In our study, there was no correlation between pre- / post-ductal PI and RVO or RVO/kg, similar to the study of Corsini et al [10]. This may be because the foramen ovale has not yet closed. Similar to the results of Corsini et al (10), there was no association between pre- / post-ductal PI and SVCf or SVCf/kg in our study. Takahaski et al [21] reported that they found a correlation between PI and SVC flow in their cohort of preterm infants. They noted that SVC flow reflects systemic blood flow, especially in small preterm infants with PDA. In our study, there was a moderate correlation between SVC flow and LVO/kg. The reason why our study result differs with the findings of Takahaski et al [21] may be that our study population does not cover very low birth weight babies with PDA.
As a result of observations, it has been reported that PI shows circadian rhythm, and can be affected by nutrition, intravenous therapy, jaundice, sleep-awake status and sleep position [11, 22]. A study conducted by Sahni et al [22] in low birth weight infants reported that the PI value measured in the supine sleep position was higher than in the supine position. In our study, peripheral perfusion in all infants was evaluated after feeding, in supine position and while awake. Although the infants with physiological jaundice were included in the study, the infants with hyperbilirubinemia requiring phototherapy were not included in the study. In our study, circadian rhythm was not taken into account in the time period during which the measurement was performed, due to the fact that babies had different birth times.
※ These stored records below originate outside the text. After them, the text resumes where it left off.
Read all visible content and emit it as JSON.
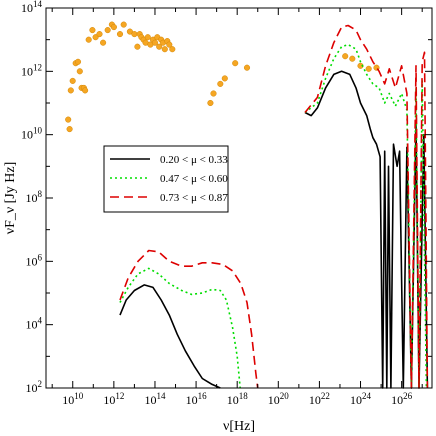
{
  "chart_data": {
    "type": "scatter",
    "title": "",
    "xlabel": "ν[Hz]",
    "ylabel": "νF_ν [Jy Hz]",
    "xscale": "log",
    "yscale": "log",
    "xlim": [
      500000000.0,
      3e+27
    ],
    "ylim": [
      100.0,
      100000000000000.0
    ],
    "grid": false,
    "legend_position": "upper-left inside plot",
    "x_tick_labels": [
      "10^10",
      "10^12",
      "10^14",
      "10^16",
      "10^18",
      "10^20",
      "10^22",
      "10^24",
      "10^26"
    ],
    "y_tick_labels": [
      "10^2",
      "10^4",
      "10^6",
      "10^8",
      "10^10",
      "10^12",
      "10^14"
    ],
    "colors": {
      "observed": "#f5a623",
      "series_1": "#000000",
      "series_2": "#00dd00",
      "series_3": "#dd0000"
    },
    "observed_points": [
      [
        6000000000.0,
        30000000000.0
      ],
      [
        7000000000.0,
        15000000000.0
      ],
      [
        8000000000.0,
        250000000000.0
      ],
      [
        10000000000.0,
        500000000000.0
      ],
      [
        14000000000.0,
        1800000000000.0
      ],
      [
        18000000000.0,
        2000000000000.0
      ],
      [
        22000000000.0,
        1000000000000.0
      ],
      [
        27000000000.0,
        300000000000.0
      ],
      [
        35000000000.0,
        300000000000.0
      ],
      [
        40000000000.0,
        250000000000.0
      ],
      [
        60000000000.0,
        10000000000000.0
      ],
      [
        90000000000.0,
        20000000000000.0
      ],
      [
        130000000000.0,
        12000000000000.0
      ],
      [
        200000000000.0,
        15000000000000.0
      ],
      [
        300000000000.0,
        8000000000000.0
      ],
      [
        500000000000.0,
        20000000000000.0
      ],
      [
        800000000000.0,
        30000000000000.0
      ],
      [
        1000000000000.0,
        25000000000000.0
      ],
      [
        2000000000000.0,
        15000000000000.0
      ],
      [
        3000000000000.0,
        30000000000000.0
      ],
      [
        6000000000000.0,
        18000000000000.0
      ],
      [
        10000000000000.0,
        15000000000000.0
      ],
      [
        14000000000000.0,
        6000000000000.0
      ],
      [
        18000000000000.0,
        15000000000000.0
      ],
      [
        22000000000000.0,
        12000000000000.0
      ],
      [
        28000000000000.0,
        10000000000000.0
      ],
      [
        35000000000000.0,
        8000000000000.0
      ],
      [
        45000000000000.0,
        12000000000000.0
      ],
      [
        60000000000000.0,
        7000000000000.0
      ],
      [
        80000000000000.0,
        10000000000000.0
      ],
      [
        100000000000000.0,
        8000000000000.0
      ],
      [
        130000000000000.0,
        12000000000000.0
      ],
      [
        160000000000000.0,
        6000000000000.0
      ],
      [
        200000000000000.0,
        10000000000000.0
      ],
      [
        250000000000000.0,
        8000000000000.0
      ],
      [
        300000000000000.0,
        5000000000000.0
      ],
      [
        400000000000000.0,
        9000000000000.0
      ],
      [
        500000000000000.0,
        7000000000000.0
      ],
      [
        700000000000000.0,
        5000000000000.0
      ],
      [
        5e+16,
        100000000000.0
      ],
      [
        7e+16,
        200000000000.0
      ],
      [
        1.5e+17,
        400000000000.0
      ],
      [
        2.5e+17,
        600000000000.0
      ],
      [
        8e+17,
        1800000000000.0
      ],
      [
        3e+18,
        1300000000000.0
      ],
      [
        1.8e+23,
        3000000000000.0
      ],
      [
        4e+23,
        2500000000000.0
      ],
      [
        1e+24,
        1500000000000.0
      ],
      [
        2.5e+24,
        1200000000000.0
      ],
      [
        6e+24,
        1300000000000.0
      ]
    ],
    "series": [
      {
        "name": "0.20 < μ < 0.33",
        "color": "#000000",
        "dash": "solid",
        "segments": [
          [
            [
              2000000000000.0,
              20000.0
            ],
            [
              4000000000000.0,
              60000.0
            ],
            [
              10000000000000.0,
              120000.0
            ],
            [
              30000000000000.0,
              180000.0
            ],
            [
              80000000000000.0,
              150000.0
            ],
            [
              200000000000000.0,
              60000.0
            ],
            [
              500000000000000.0,
              20000.0
            ],
            [
              1200000000000000.0,
              5000.0
            ],
            [
              3000000000000000.0,
              1500.0
            ],
            [
              8000000000000000.0,
              500.0
            ],
            [
              2e+16,
              200.0
            ],
            [
              6e+16,
              130.0
            ],
            [
              1.5e+17,
              100.0
            ]
          ],
          [
            [
              2e+21,
              50000000000.0
            ],
            [
              4e+21,
              40000000000.0
            ],
            [
              8e+21,
              70000000000.0
            ],
            [
              2e+22,
              300000000000.0
            ],
            [
              5e+22,
              800000000000.0
            ],
            [
              1.2e+23,
              1000000000000.0
            ],
            [
              3e+23,
              800000000000.0
            ],
            [
              6e+23,
              300000000000.0
            ],
            [
              1e+24,
              100000000000.0
            ],
            [
              2e+24,
              40000000000.0
            ],
            [
              3e+24,
              15000000000.0
            ],
            [
              4e+24,
              8000000000.0
            ],
            [
              6e+24,
              5000000000.0
            ],
            [
              9e+24,
              2000000000.0
            ],
            [
              1.2e+25,
              100.0
            ],
            [
              1.5e+25,
              3000000000.0
            ],
            [
              1.9e+25,
              100.0
            ],
            [
              2.3e+25,
              1000000000.0
            ],
            [
              3e+25,
              100.0
            ],
            [
              4e+25,
              5000000000.0
            ],
            [
              6e+25,
              1000000000.0
            ],
            [
              8e+25,
              3000000000.0
            ],
            [
              1.2e+26,
              100.0
            ],
            [
              1.8e+26,
              4000000000.0
            ],
            [
              3e+26,
              100.0
            ],
            [
              5e+26,
              20000000000.0
            ],
            [
              7e+26,
              100.0
            ],
            [
              1.2e+27,
              10000000000.0
            ],
            [
              1.8e+27,
              100.0
            ]
          ]
        ]
      },
      {
        "name": "0.47 < μ < 0.60",
        "color": "#00dd00",
        "dash": "dotted",
        "segments": [
          [
            [
              2000000000000.0,
              50000.0
            ],
            [
              5000000000000.0,
              150000.0
            ],
            [
              15000000000000.0,
              400000.0
            ],
            [
              50000000000000.0,
              600000.0
            ],
            [
              150000000000000.0,
              400000.0
            ],
            [
              500000000000000.0,
              200000.0
            ],
            [
              2000000000000000.0,
              120000.0
            ],
            [
              6000000000000000.0,
              90000.0
            ],
            [
              2e+16,
              100000.0
            ],
            [
              6e+16,
              130000.0
            ],
            [
              1.5e+17,
              120000.0
            ],
            [
              3e+17,
              60000.0
            ],
            [
              6e+17,
              8000.0
            ],
            [
              1e+18,
              1000.0
            ],
            [
              1.4e+18,
              100.0
            ]
          ],
          [
            [
              2e+21,
              50000000000.0
            ],
            [
              8e+21,
              100000000000.0
            ],
            [
              2e+22,
              600000000000.0
            ],
            [
              5e+22,
              2500000000000.0
            ],
            [
              1.2e+23,
              6000000000000.0
            ],
            [
              2.5e+23,
              7000000000000.0
            ],
            [
              6e+23,
              5000000000000.0
            ],
            [
              1e+24,
              2000000000000.0
            ],
            [
              2e+24,
              800000000000.0
            ],
            [
              4e+24,
              400000000000.0
            ],
            [
              8e+24,
              300000000000.0
            ],
            [
              1.5e+25,
              100000000000.0
            ],
            [
              2.5e+25,
              200000000000.0
            ],
            [
              5e+25,
              80000000000.0
            ],
            [
              1e+26,
              200000000000.0
            ],
            [
              1.8e+26,
              60000000000.0
            ],
            [
              3e+26,
              100.0
            ],
            [
              5e+26,
              300000000000.0
            ],
            [
              7e+26,
              100.0
            ],
            [
              1e+27,
              500000000000.0
            ],
            [
              1.6e+27,
              100.0
            ]
          ]
        ]
      },
      {
        "name": "0.73 < μ < 0.87",
        "color": "#dd0000",
        "dash": "dashed",
        "segments": [
          [
            [
              2000000000000.0,
              60000.0
            ],
            [
              5000000000000.0,
              300000.0
            ],
            [
              15000000000000.0,
              1000000.0
            ],
            [
              50000000000000.0,
              2200000.0
            ],
            [
              150000000000000.0,
              2000000.0
            ],
            [
              500000000000000.0,
              1000000.0
            ],
            [
              2000000000000000.0,
              700000.0
            ],
            [
              6000000000000000.0,
              700000.0
            ],
            [
              2e+16,
              900000.0
            ],
            [
              6e+16,
              900000.0
            ],
            [
              2e+17,
              800000.0
            ],
            [
              6e+17,
              500000.0
            ],
            [
              1.5e+18,
              200000.0
            ],
            [
              3e+18,
              50000.0
            ],
            [
              5e+18,
              5000.0
            ],
            [
              8e+18,
              300.0
            ],
            [
              1e+19,
              100.0
            ]
          ],
          [
            [
              2e+21,
              50000000000.0
            ],
            [
              8e+21,
              150000000000.0
            ],
            [
              2e+22,
              1500000000000.0
            ],
            [
              5e+22,
              8000000000000.0
            ],
            [
              1.2e+23,
              25000000000000.0
            ],
            [
              2.5e+23,
              28000000000000.0
            ],
            [
              6e+23,
              20000000000000.0
            ],
            [
              1e+24,
              10000000000000.0
            ],
            [
              2e+24,
              5000000000000.0
            ],
            [
              4e+24,
              2000000000000.0
            ],
            [
              8e+24,
              1000000000000.0
            ],
            [
              1.5e+25,
              400000000000.0
            ],
            [
              2.5e+25,
              1200000000000.0
            ],
            [
              5e+25,
              300000000000.0
            ],
            [
              1e+26,
              1500000000000.0
            ],
            [
              1.8e+26,
              200000000000.0
            ],
            [
              3e+26,
              100.0
            ],
            [
              5e+26,
              1500000000000.0
            ],
            [
              7e+26,
              100.0
            ],
            [
              1e+27,
              2000000000000.0
            ],
            [
              1.3e+27,
              4000000000000.0
            ],
            [
              1.8e+27,
              100.0
            ]
          ]
        ]
      }
    ]
  }
}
It has been reported that PI measurement is not affected by physiological variables such as heart rate, SpO2, oxygen consumption, blood pressure, and body temperature [23]. Similarly, no association between PI and heart rate, SpO2, body temperature, and blood pressure (systolic, diastolic, and mean blood pressure) was found in our study.
Our study had some limitations: i) the number of babies included in the study was small, and ii) we did not examine whether there was a relationship between PI and LVO in infants with CHD.
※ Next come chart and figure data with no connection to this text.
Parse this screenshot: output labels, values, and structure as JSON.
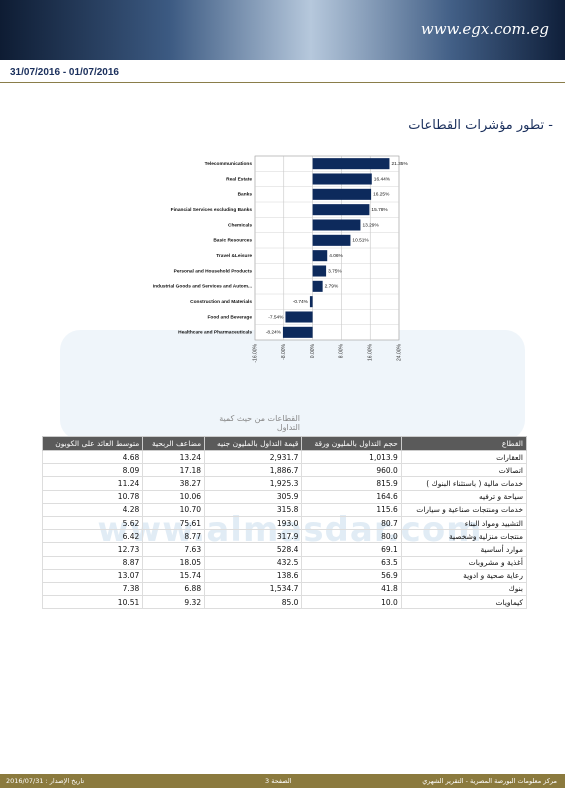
{
  "header": {
    "logo": "www.egx.com.eg",
    "date_range": "31/07/2016 - 01/07/2016"
  },
  "section_title": "- تطور مؤشرات القطاعات",
  "chart_data": {
    "type": "bar",
    "orientation": "horizontal",
    "color": "#0d2a5c",
    "grid": true,
    "categories": [
      "Telecommunications",
      "Real Estate",
      "Banks",
      "Financial Services excluding Banks",
      "Chemicals",
      "Basic Resources",
      "Travel &Leisure",
      "Personal and Household Products",
      "Industrial Goods and Services and Autom...",
      "Construction and Materials",
      "Food and Beverage",
      "Healthcare and Pharmaceuticals"
    ],
    "values": [
      21.35,
      16.44,
      16.25,
      15.78,
      13.29,
      10.51,
      4.06,
      3.75,
      2.79,
      -0.74,
      -7.54,
      -8.24
    ],
    "value_labels": [
      "21.35%",
      "16.44%",
      "16.25%",
      "15.78%",
      "13.29%",
      "10.51%",
      "4.06%",
      "3.75%",
      "2.79%",
      "-0.74%",
      "-7.54%",
      "-8.24%"
    ],
    "xlim": [
      -16,
      24
    ],
    "xticks": [
      {
        "value": -16,
        "label": "-16.00%"
      },
      {
        "value": -8,
        "label": "-8.00%"
      },
      {
        "value": 0,
        "label": "0.00%"
      },
      {
        "value": 8,
        "label": "8.00%"
      },
      {
        "value": 16,
        "label": "16.00%"
      },
      {
        "value": 24,
        "label": "24.00%"
      }
    ]
  },
  "watermark": "www.almasdar.com",
  "table": {
    "caption": "القطاعات من حيث كمية التداول",
    "columns": [
      "القطاع",
      "حجم التداول بالمليون ورقة",
      "قيمة التداول بالمليون جنيه",
      "مضاعف الربحية",
      "متوسط العائد على الكوبون"
    ],
    "rows": [
      [
        "العقارات",
        "1,013.9",
        "2,931.7",
        "13.24",
        "4.68"
      ],
      [
        "اتصالات",
        "960.0",
        "1,886.7",
        "17.18",
        "8.09"
      ],
      [
        "خدمات مالية ( باستثناء البنوك )",
        "815.9",
        "1,925.3",
        "38.27",
        "11.24"
      ],
      [
        "سياحة و ترفيه",
        "164.6",
        "305.9",
        "10.06",
        "10.78"
      ],
      [
        "خدمات ومنتجات صناعية و سيارات",
        "115.6",
        "315.8",
        "10.70",
        "4.28"
      ],
      [
        "التشييد ومواد البناء",
        "80.7",
        "193.0",
        "75.61",
        "5.62"
      ],
      [
        "منتجات منزلية وشخصية",
        "80.0",
        "317.9",
        "8.77",
        "6.42"
      ],
      [
        "موارد أساسية",
        "69.1",
        "528.4",
        "7.63",
        "12.73"
      ],
      [
        "أغذية و مشروبات",
        "63.5",
        "432.5",
        "18.05",
        "8.87"
      ],
      [
        "رعاية صحية و ادوية",
        "56.9",
        "138.6",
        "15.74",
        "13.07"
      ],
      [
        "بنوك",
        "41.8",
        "1,534.7",
        "6.88",
        "7.38"
      ],
      [
        "كيماويات",
        "10.0",
        "85.0",
        "9.32",
        "10.51"
      ]
    ]
  },
  "footer": {
    "right": "مركز معلومات البورصة المصرية - التقرير الشهري",
    "center": "الصفحة 3",
    "left": "تاريخ الإصدار : 2016/07/31"
  }
}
In conclusion, a correlation between pre- / post-ductal PI and LVO in healthy late preterm infants wasn’t found in our study. We believe that a systemic hemodynamic parameter such as LVO cannot adequately reflect peripheral microvascular blood flow due to incomplete maturation of the sympathetic nervous system in preterm infants, which is involved in regulating peripheral perfusion. New studies with larger populations are needed to determine the actual role of the synergistic effect of SPO2 with PI in screening for critical CHD, especially in preterm infants.